背景：人参皂苷在中药中用于治疗骨折。人参皂苷Re是人参的关键成分，然而，这些作用的分子机制尚不清楚。本研究旨在探讨人参皂苷Re对骨折骨形成的影响，并探讨其潜在的分子机制。方法分别采用细胞计数试剂盒-8 （CCK-8）法和碱性磷酸酶（ALP）染色法检测各组细胞增殖和成骨分化。采用定量PCR （qPCR）和western blotting检测各组mRNA和蛋白的表达水平。为了评估体内骨形成，我们利用斑马鱼尾鳍再生模型，钙黄蛋白染色显示矿化组织。此外，利用CRISPR-Cas9系统构建骨形态发生蛋白2a （bone morphogenetic protein 2a, bmp2a）敲除斑马鱼模型，进一步研究人参皂苷re介导骨形成的分子机制。结果人参皂苷Re能促进斑马鱼的正常发育和存活。在斑马鱼模型中，人参皂苷Re增强骨再生，并伴有成骨标志物的上调表达。用20 μM人参皂苷Re治疗10天后，mRNA测序（mRNA- seq）分析发现bmp2a是骨形成的关键调节因子。在体外，人参皂苷Re刺激MC3T3-E1细胞成骨分化，提高骨形态发生蛋白2 (bone morphogenetic protein 2, BMP2) mRNA和蛋白水平。与noggin或SB203580共同治疗逆转人参皂苷再诱导的成骨：noggin抑制BMP2表达和p38磷酸化，而SB203580特异性抑制p38活性。在bmp2a基因敲除的斑马鱼模型中，人参皂苷Re的促成骨作用被完全消除。同样，在野生型斑马鱼中，noggin和SB203580都减弱了人参皂苷Re的促骨作用。noggin降低了bmp2a和p38a的表达，而SB203580特异性靶向p38a。结论本研究首次证实，在最佳浓度为20 μM时，人参皂苷Re通过调节成骨系统促进骨形成。在机制上，我们揭示了这种促成骨作用是通过BMP2/p38信号通路介导的。

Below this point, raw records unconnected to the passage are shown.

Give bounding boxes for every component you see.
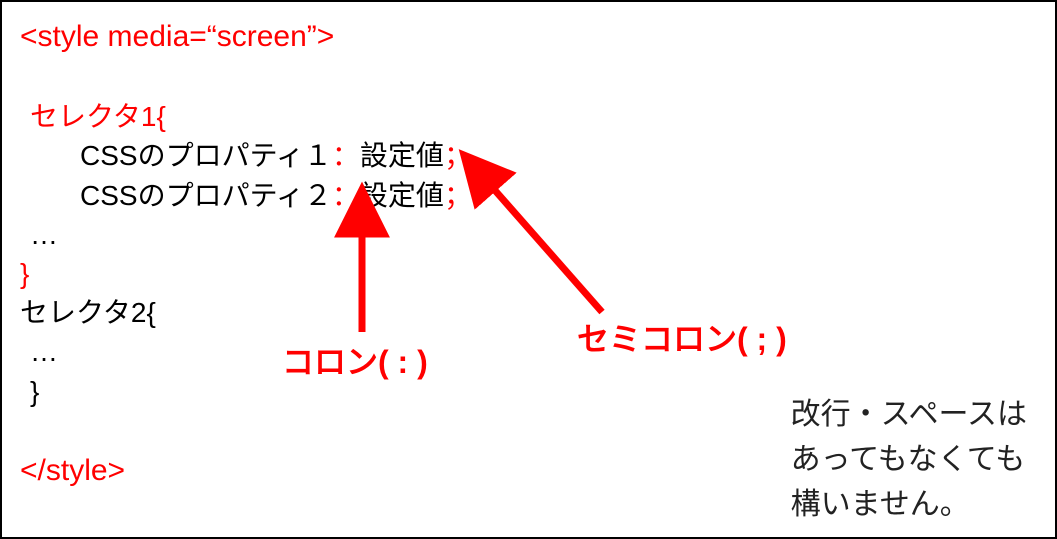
colon-annotation: コロン( : ) bbox=[282, 337, 428, 383]
value2: 設定値 bbox=[360, 180, 444, 211]
code-example: <style media=“screen”> セレクタ1{ CSSのプロパティ１… bbox=[20, 16, 472, 492]
blank-line-2 bbox=[20, 411, 472, 450]
semicolon-arrow-icon bbox=[492, 187, 602, 312]
semicolon-1: ； bbox=[444, 140, 472, 171]
property2-name: CSSのプロパティ２ bbox=[80, 180, 332, 211]
colon-2: ： bbox=[332, 180, 360, 211]
style-open-tag: <style media=“screen”> bbox=[20, 16, 472, 58]
selector1-close: } bbox=[20, 254, 472, 293]
selector2-open: セレクタ2{ bbox=[20, 293, 472, 332]
semicolon-annotation: セミコロン( ; ) bbox=[577, 314, 787, 360]
property-line-2: CSSのプロパティ２：設定値； bbox=[20, 176, 472, 215]
selector1-open: セレクタ1{ bbox=[20, 97, 472, 136]
colon-1: ： bbox=[332, 140, 360, 171]
ellipsis-1: … bbox=[20, 215, 472, 254]
property1-name: CSSのプロパティ１ bbox=[80, 140, 332, 171]
property-line-1: CSSのプロパティ１：設定値； bbox=[20, 136, 472, 175]
diagram-frame: <style media=“screen”> セレクタ1{ CSSのプロパティ１… bbox=[0, 0, 1057, 539]
note-line-2: あってもなくても bbox=[791, 437, 1027, 482]
blank-line bbox=[20, 58, 472, 97]
value1: 設定値 bbox=[360, 140, 444, 171]
whitespace-note: 改行・スペースは あってもなくても 構いません。 bbox=[791, 392, 1027, 527]
note-line-3: 構いません。 bbox=[791, 482, 1027, 527]
style-close-tag: </style> bbox=[20, 450, 472, 492]
note-line-1: 改行・スペースは bbox=[791, 392, 1027, 437]
semicolon-2: ； bbox=[444, 180, 472, 211]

本文章由计算机程序翻译，如有差异，请以英文原文为准。

求助全文

约1分钟内获得全文求助全文

来源期刊

Journal of Ginseng Research CHEMISTRY, MEDICINAL-INTEGRATIVE & COMPLEMENTARY MEDICINE

CiteScore

11.40

自引率

9.50%

发文量

111

审稿时长

6-12 weeks

期刊介绍： Journal of Ginseng Research (JGR) is an official, open access journal of the Korean Society of Ginseng and is the only international journal publishing scholarly reports on ginseng research in the world. The journal is a bimonthly peer-reviewed publication featuring high-quality studies related to basic, pre-clinical, and clinical researches on ginseng to reflect recent progresses in ginseng research. JGR publishes papers, either experimental or theoretical, that advance our understanding of ginseng science, including plant sciences, biology, chemistry, pharmacology, toxicology, pharmacokinetics, veterinary medicine, biochemistry, manufacture, and clinical study of ginseng since 1976. It also includes the new paradigm of integrative research, covering alternative medicinal approaches. Article types considered for publication include review articles, original research articles, and brief reports. JGR helps researchers to understand mechanisms for traditional efficacy of ginseng and to put their clinical evidence together. It provides balanced information on basic science and clinical applications to researchers, manufacturers, practitioners, teachers, scholars, and medical doctors.